Peregrín, the Agrarian Transformation Society (SAT in Spanish) based in Pulpí (Almería) that grows and sells horticultural products, has opened a new facility with 16,000 m2 of covered area. With this, the company plans to diversify its activity into other lines of business and to add new products to its range. After undertaking a major investment, the company now has modern infrastructures that enable it to continue to increase its production capacity, incorporating the latest technology throughout the building in the areas of handling, packaging, sales and offices.   Together with their lettuce specialties, which include iceberg, baby, Romaine, endive and oak leaf, as well as garlic, Peregrín’s range of produce also has radishes, pomegranates, artichokes, cauliflower, broccoli, spinach and several varieties of melon.
Peregrín have handling centers in Pulpí, Las Pedroñeras (Cuenca) and Santaella (Córdoba), and their grower partners have crops in Córdoba, Málaga, Cuenca, Almería, Murcia and Albacete.
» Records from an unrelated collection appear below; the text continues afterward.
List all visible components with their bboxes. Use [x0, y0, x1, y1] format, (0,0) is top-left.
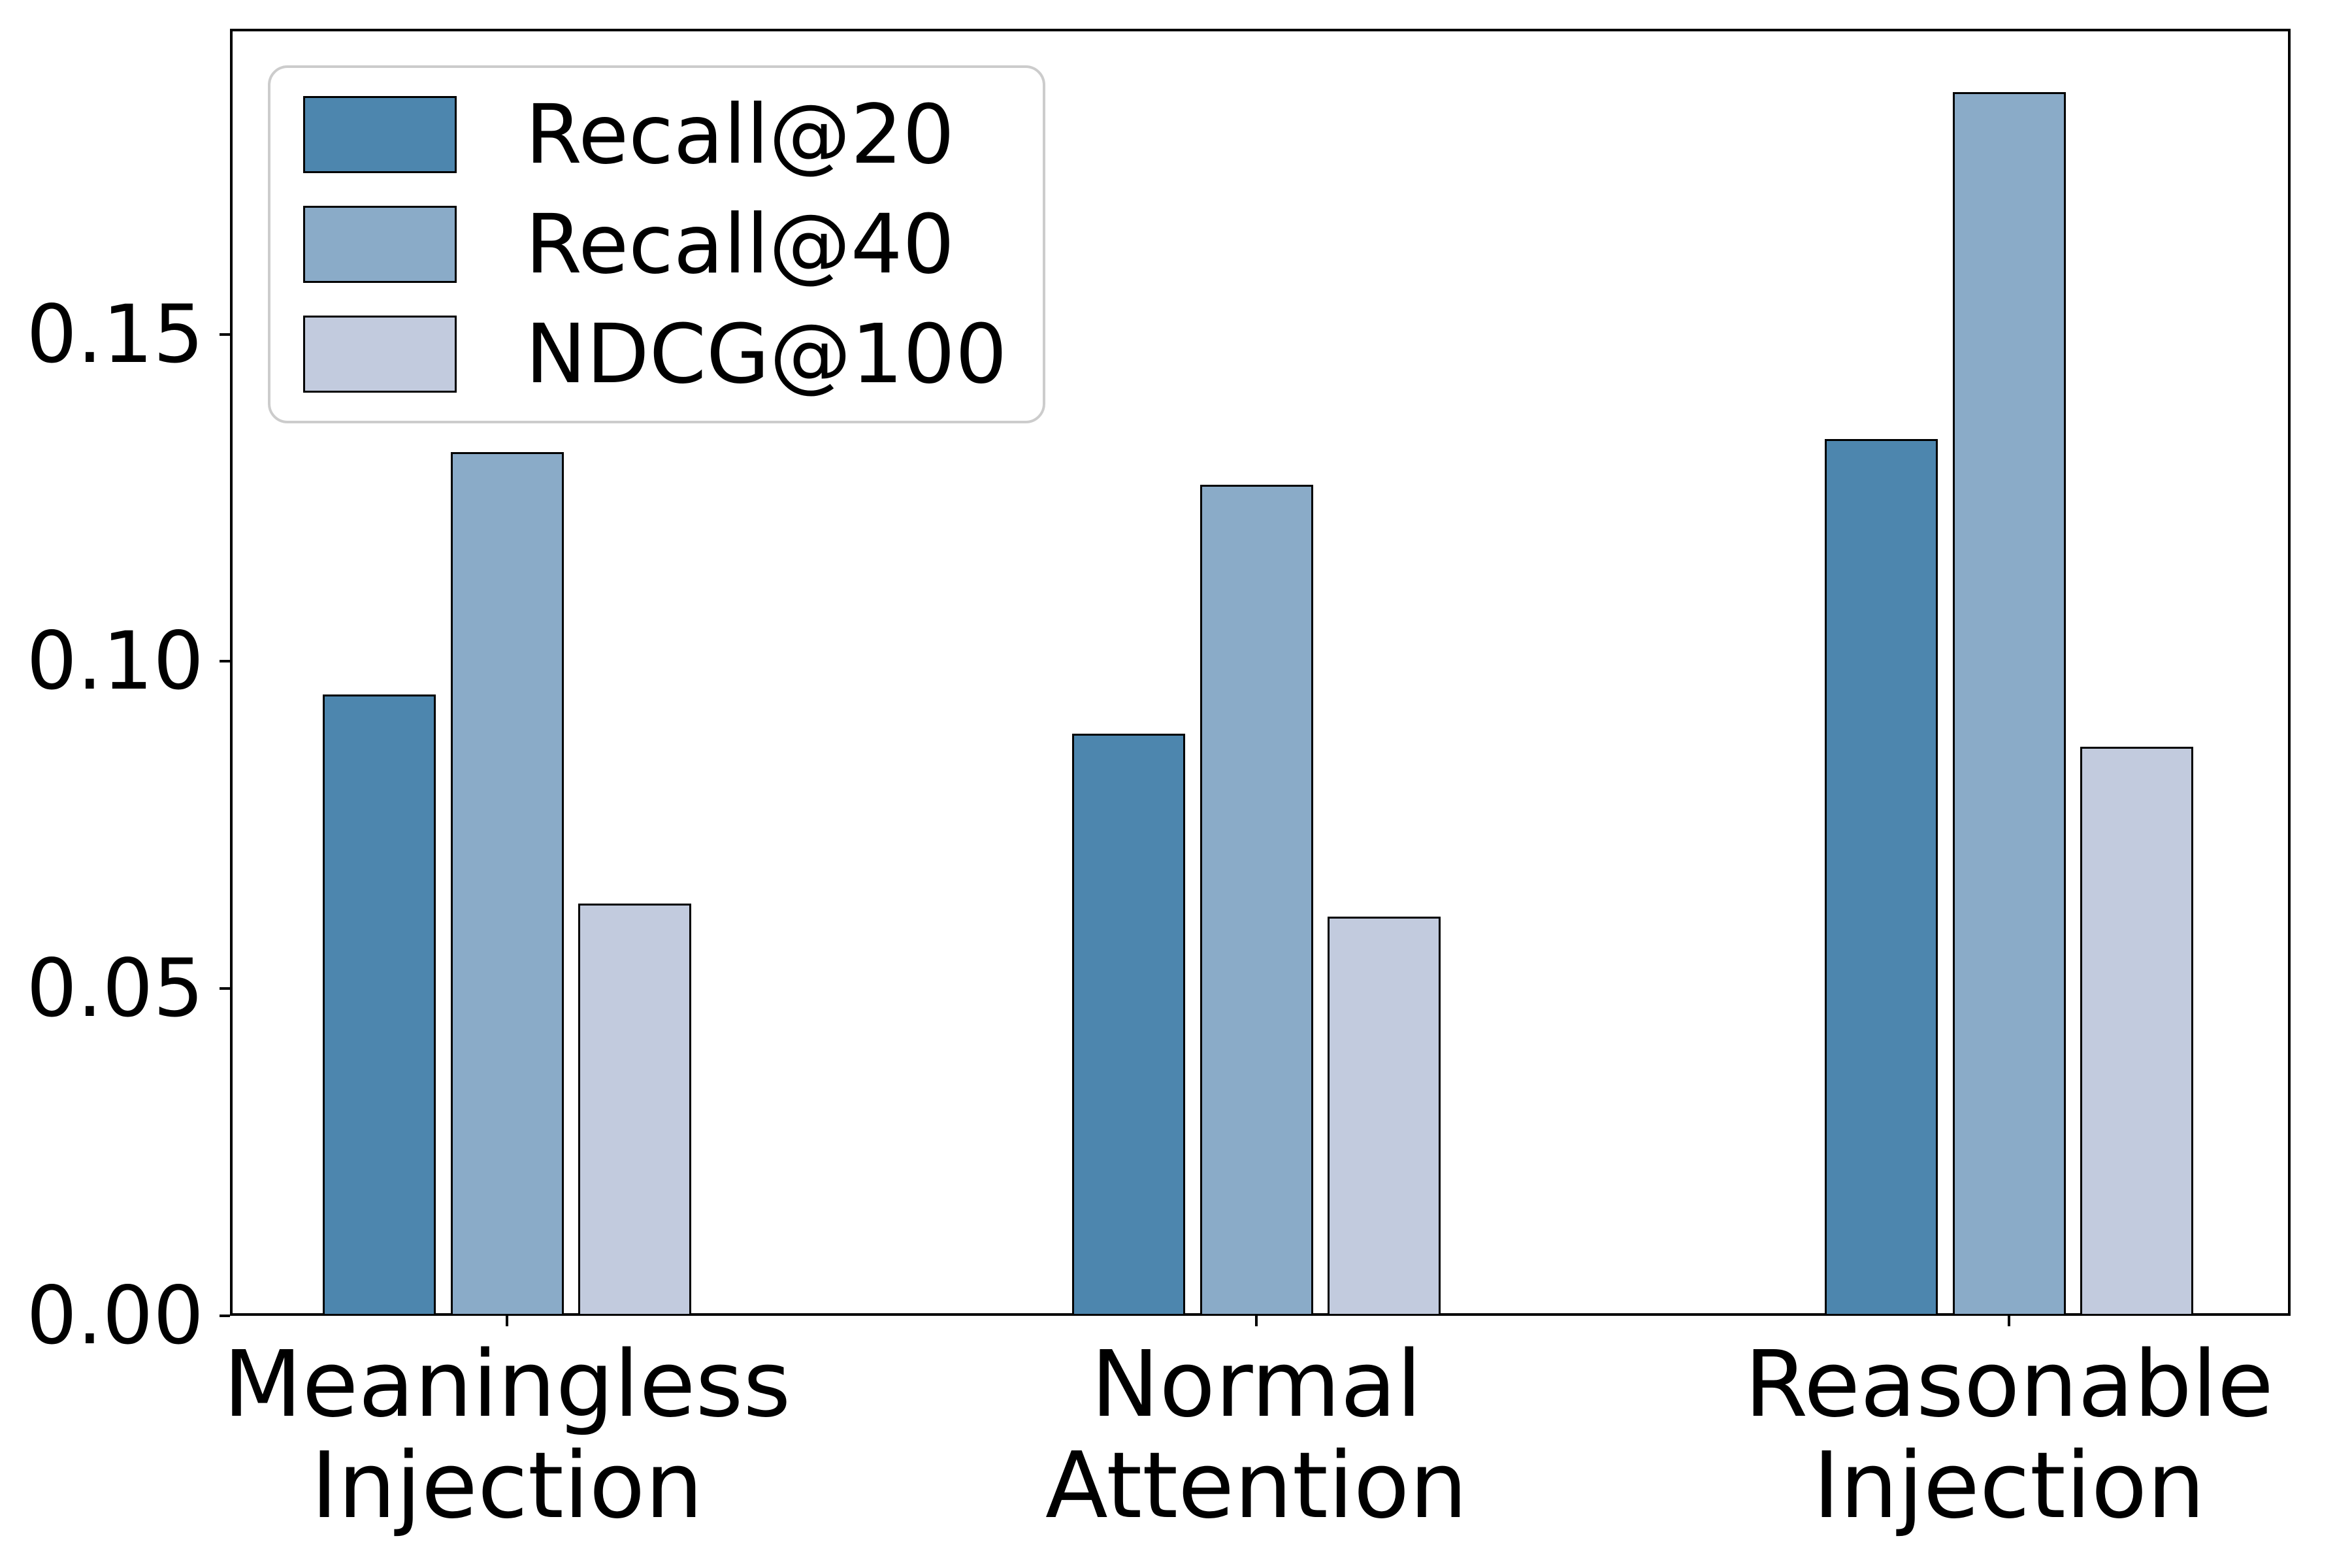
- bar-ndcg-100-group-3: [2080, 746, 2193, 1316]
- legend-label: Recall@40: [525, 197, 955, 292]
- bar-recall-20-group-3: [1825, 438, 1938, 1316]
- bar-ndcg-100-group-2: [1328, 917, 1441, 1316]
- bar-recall-40-group-1: [450, 451, 564, 1316]
- x-tick-mark: [506, 1316, 508, 1326]
- bar-recall-20-group-2: [1072, 733, 1185, 1316]
- x-category-label: Normal Attention: [1045, 1331, 1468, 1539]
- y-tick-label: 0.10: [26, 615, 204, 708]
- y-tick-label: 0.05: [26, 942, 204, 1036]
- bar-ndcg-100-group-1: [578, 904, 691, 1316]
- legend-item: Recall@40: [270, 189, 1043, 299]
- legend-item: NDCG@100: [270, 299, 1043, 409]
- legend-swatch-icon: [303, 316, 457, 393]
- legend: Recall@20 Recall@40 NDCG@100: [268, 65, 1045, 423]
- y-tick-label: 0.15: [26, 287, 204, 381]
- x-tick-mark: [1255, 1316, 1258, 1326]
- legend-item: Recall@20: [270, 80, 1043, 189]
- legend-label: Recall@20: [525, 87, 955, 182]
- legend-swatch-icon: [303, 206, 457, 283]
- legend-swatch-icon: [303, 96, 457, 173]
- x-category-label: Meaningless Injection: [223, 1331, 791, 1539]
- y-tick-mark: [220, 333, 230, 336]
- y-tick-mark: [220, 660, 230, 663]
- y-tick-label: 0.00: [26, 1269, 204, 1362]
- y-tick-mark: [220, 1315, 230, 1317]
- bar-recall-40-group-2: [1200, 485, 1313, 1316]
- bar-recall-40-group-3: [1952, 92, 2066, 1316]
- legend-label: NDCG@100: [525, 306, 1007, 402]
- x-category-label: Reasonable Injection: [1744, 1331, 2274, 1539]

The company, which was founded by a family, has a turnover of 60 million euros and employs 400 workers. They have over 25 years’ experience in producing and distributing garlic and lettuce, although the family business dates back to the 1930s with three generations that have since taken over the running of the company. 
Commercially, they distribute their products under the Gold and La Reine brands, selling 60 million kilos, with an export percentage of 65%.
Recently, Peregrín has renewed its corporate identity with a new website and logo with the slogan Sunny Thinkin’. The website is very consumer-focused, giving tips and recipes, plus their entire catalog of products and their availability. Along with this strong multimedia commitment, some of Peregrín’s staff explain through videos how the company’s various departments operate.